This topic tells you how to troubleshoot Cloud Native Runtimes, commonly known as CNRs, installation or configuration.
After upgrading to Tanzu Application Platform v1.6.4 or later, if you attempt to update a web workload created in Tanzu Application Platform v1.6.3 or earlier you see the following error:
API server says: admission webhook "validation.webhook.serving.knative.dev" denied the request: validation failed: annotation value is immutable: metadata.annotations.serving.knative.dev/creator (reason: BadRequest)
Kapp controller, which is the orchestrator underneath workloads, deploys resources exactly as requested.

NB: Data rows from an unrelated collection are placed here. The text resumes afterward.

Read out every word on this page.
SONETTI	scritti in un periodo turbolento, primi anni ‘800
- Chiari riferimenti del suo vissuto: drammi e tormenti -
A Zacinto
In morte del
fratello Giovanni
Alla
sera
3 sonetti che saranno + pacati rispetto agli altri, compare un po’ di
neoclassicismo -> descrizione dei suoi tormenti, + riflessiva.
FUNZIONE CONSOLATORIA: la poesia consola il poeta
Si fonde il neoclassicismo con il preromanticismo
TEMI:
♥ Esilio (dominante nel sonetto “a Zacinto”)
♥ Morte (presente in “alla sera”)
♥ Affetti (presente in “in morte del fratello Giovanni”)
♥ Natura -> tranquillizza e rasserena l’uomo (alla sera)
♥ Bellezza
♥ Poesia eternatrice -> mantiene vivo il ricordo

However, Knative adds annotations to Knative Services to track the creator and last modified time of a resource. This conflict between kapp controller and Knative is a known issue and expected behavior that is mitigated by a kapp configuration that the supply chain defines and uses at deploy time. The kapp config specifies that the annotations Knative adds must not be modified during updates.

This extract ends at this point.